Humanity has built and created a host of things in their civilizations. However, even with all they have created, they frequently carry a sense of dissatisfaction with their lives. This restlessness strikes those who have everything they could ever want just as easily as those whose lives are fraught with uncertainty and even danger. They look for new adventures, wishing they could simply run away and start again with a new life or a new partner. When their quest for change takes them near the sea, a Selkie might emerge from the waves to answer the call. But mortals beware; these ethereal Changelings have few qualms about leaving a situation that does not bring them joy, diving back into the sea from which they came.


Some dreams are ancient. Starvation and the need to roam to survive represent primordial fears of a world viciously and arbitrarily cruel. Some dreams, however, are born not from the earliest of immediate needs, but from creatures seeking cultivation: those who tasted refinement, found it sweet as honey, and desired more. The Sidhe formed themselves from these dreams, taking their shape from visions of absolute power, dreams of ethereal grace, and nightmares of dreadful tyranny to become the Kithain ruling class.

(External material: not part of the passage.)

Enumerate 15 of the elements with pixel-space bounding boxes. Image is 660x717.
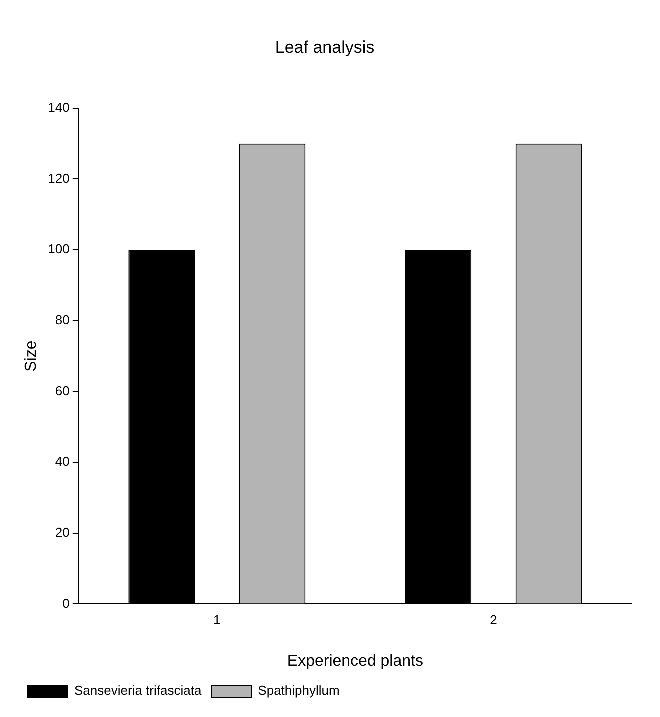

All creatures know fear from the day they are born; mewling creatures subject to the whims of a world vaster and crueler than they can acknowledge. The creeping dread that walks in hand with this awareness seeps into their souls and at every stage of their lives something new brings them horror. To the fearful the dark becomes a hiding place for demons, the tall heights of mountains become nightmares, and midnight terrors emerge from the unconscious. Fear is as natural as birth and new phobias are spawned every second. The Sluagh know this. The Sluagh thrive on it.


Duty before self. It’s a code almost as old as time, carried by those who rule and those who would rule, by brave knights as they marched into battle, and by every farmer who one day hoped they would rise to the level of king. Duty, honor, and loyalty are not nostalgic aspirations for Trolls—they are the very source of their legendary strength and fighting prowess.